Recovery time frame after ear surgery
You should have a responsible adult with you for at least the first twenty-four hours during your recovery period. For the first week of recovery, it’s important that you rest frequently, though you should still move around occasionally to keep blood flowing. To minimize discomfort, it’s recommended that you recline but keep your head elevated. Do not rest your head on the operated ear, as this can result in throbbing and general discomfort.

Your doctor will let you know when any dressing can be removed, and you may be asked to apply antibiotic ointment to the ears or perform other wound care treatment at home.

Approximately one week after your procedure, you will return to the doctor’s office. Your surgeon may remove stitches at this time, though absorbable stitches are often used, which do not require removal.

Though recovery is unique for every patient, you can expect to return to work and any light activity after one week. In two weeks, your final results will be visible, though small changes to the ears can occur for up to twelve months.


Results from otoplasty are typically life-long, barring any incidents which impact the shape or proportion of the ears.

Maintain a relationship with your aesthetic plastic surgeon
For safety, as well as the most beautiful and healthy outcome, it’s important to return to your plastic surgeon's office for follow-up evaluation at prescribed times and whenever you notice any changes in your ears. Do not hesitate to contact your surgeon when you have any questions or concerns.


There are few risks associated with ear surgery, but as with any invasive surgery, there’s always a potential for complications. It’s important to be in regular contact with your surgeon after your procedure to ensure you are on the right track to recovery.

Some of the potential complications of all surgeries are:

  • Adverse reaction to anesthesia

  • Hematoma or seroma (an accumulation of blood or fluid under the skin that may require removal) 

  • Infection and bleeding

  • Changes in sensation 

  • Scarring 

  • Allergic reactions 

  • Damage to underlying structures 

  • Unsatisfactory results that may necessitate additional procedures


Following your procedure, it’s normal for your ears to swell and feel tender.
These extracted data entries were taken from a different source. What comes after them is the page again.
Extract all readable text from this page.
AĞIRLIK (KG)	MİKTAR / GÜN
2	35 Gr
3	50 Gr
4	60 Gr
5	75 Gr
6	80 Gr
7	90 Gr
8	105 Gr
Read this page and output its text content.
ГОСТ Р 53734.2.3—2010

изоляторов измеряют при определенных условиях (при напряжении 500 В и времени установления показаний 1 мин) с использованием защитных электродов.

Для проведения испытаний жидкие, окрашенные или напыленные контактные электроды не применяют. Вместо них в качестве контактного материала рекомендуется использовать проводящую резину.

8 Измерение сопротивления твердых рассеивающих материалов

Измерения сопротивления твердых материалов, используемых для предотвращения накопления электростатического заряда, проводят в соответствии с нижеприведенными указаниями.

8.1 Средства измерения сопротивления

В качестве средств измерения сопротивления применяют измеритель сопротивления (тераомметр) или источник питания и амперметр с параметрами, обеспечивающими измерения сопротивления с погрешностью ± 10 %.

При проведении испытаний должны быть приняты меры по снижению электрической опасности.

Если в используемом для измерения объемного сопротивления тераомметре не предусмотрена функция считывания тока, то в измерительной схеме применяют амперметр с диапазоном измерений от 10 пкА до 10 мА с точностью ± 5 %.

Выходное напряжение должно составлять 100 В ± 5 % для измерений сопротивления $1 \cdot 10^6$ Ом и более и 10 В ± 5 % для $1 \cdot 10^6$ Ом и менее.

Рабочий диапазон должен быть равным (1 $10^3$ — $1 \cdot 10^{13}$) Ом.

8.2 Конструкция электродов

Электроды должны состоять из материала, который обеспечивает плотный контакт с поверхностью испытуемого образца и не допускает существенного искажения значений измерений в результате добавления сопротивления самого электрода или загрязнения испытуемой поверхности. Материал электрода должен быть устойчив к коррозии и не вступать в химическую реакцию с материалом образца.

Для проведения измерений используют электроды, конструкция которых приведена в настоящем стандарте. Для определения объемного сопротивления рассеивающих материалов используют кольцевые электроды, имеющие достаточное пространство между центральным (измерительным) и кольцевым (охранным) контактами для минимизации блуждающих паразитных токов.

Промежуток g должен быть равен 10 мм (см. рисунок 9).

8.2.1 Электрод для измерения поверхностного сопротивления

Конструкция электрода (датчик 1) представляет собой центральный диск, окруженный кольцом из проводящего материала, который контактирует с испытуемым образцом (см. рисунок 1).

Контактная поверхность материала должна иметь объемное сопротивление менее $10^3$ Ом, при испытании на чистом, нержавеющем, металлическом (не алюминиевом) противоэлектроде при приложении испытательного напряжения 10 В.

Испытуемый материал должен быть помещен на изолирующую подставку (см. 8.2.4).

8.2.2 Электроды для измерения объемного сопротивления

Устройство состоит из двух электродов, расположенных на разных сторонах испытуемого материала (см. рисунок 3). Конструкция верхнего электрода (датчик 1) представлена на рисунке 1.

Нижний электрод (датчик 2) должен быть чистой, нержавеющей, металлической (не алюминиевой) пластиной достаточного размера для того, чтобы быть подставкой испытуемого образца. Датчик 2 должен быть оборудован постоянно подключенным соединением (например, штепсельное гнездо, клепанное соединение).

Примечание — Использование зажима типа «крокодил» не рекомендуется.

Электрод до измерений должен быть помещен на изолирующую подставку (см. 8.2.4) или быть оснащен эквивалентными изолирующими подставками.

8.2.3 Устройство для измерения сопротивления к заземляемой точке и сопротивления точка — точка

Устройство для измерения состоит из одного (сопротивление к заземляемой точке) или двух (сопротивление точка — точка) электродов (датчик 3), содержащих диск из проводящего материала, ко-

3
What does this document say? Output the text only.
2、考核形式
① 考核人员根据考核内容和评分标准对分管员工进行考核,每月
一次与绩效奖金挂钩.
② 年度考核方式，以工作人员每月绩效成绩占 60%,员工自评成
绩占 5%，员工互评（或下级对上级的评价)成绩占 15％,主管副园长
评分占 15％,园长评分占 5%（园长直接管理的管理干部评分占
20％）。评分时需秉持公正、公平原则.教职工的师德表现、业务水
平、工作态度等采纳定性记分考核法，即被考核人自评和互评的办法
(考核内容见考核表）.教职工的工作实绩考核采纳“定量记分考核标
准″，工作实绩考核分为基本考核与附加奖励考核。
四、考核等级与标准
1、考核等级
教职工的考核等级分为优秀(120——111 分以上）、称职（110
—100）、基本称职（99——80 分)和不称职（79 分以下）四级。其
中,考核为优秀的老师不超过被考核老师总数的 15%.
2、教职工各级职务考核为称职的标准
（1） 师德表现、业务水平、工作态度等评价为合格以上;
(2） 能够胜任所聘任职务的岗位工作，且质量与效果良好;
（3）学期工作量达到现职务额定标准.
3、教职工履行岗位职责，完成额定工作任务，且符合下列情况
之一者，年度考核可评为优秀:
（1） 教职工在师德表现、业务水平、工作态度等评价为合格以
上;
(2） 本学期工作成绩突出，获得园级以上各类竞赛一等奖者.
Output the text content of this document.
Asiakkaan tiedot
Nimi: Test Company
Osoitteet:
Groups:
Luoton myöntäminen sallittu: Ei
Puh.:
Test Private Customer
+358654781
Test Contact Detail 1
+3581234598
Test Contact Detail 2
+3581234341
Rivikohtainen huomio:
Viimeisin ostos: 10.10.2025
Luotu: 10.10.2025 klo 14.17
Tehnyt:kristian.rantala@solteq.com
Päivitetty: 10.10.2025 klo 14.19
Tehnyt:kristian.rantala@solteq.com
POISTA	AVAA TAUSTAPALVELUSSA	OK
You may also see redness around the affected area and experience tingling in the outer ear, though this will reduce over time.

If you notice any of the following issues during your otoplasty recovery, it’s essential that you contact your surgeon immediately:

  • Swelling or redness that lasts for longer than two weeks

  • A fever higher than 101 degrees

  • Dizziness, nausea, or incoherent behavior such as hallucinations

  • Severe pain that cannot be controlled with any prescribed pain medication

  • Excessive bleeding in or around your ears

  • Any severe disproportion in your ears, particularly if it looks as though fluid is collecting in one ear.

The rare but potential risks associated with ear surgery are:

  • Scarring, though most scars will be small, white, and unnoticeable

  • Alterations in the sensitivity of the skin on or around your ears

  • Bleeding or infection

  • Asymmetry in the positioning of your ears due to changes that occur post-operatively

If you notice any of these issues, get in touch with your surgeon as soon as possible to discuss plans for further treatment.

You can help minimize certain risks by following the advice and instructions of your board-certified plastic surgeon, both before and after your ear surgery.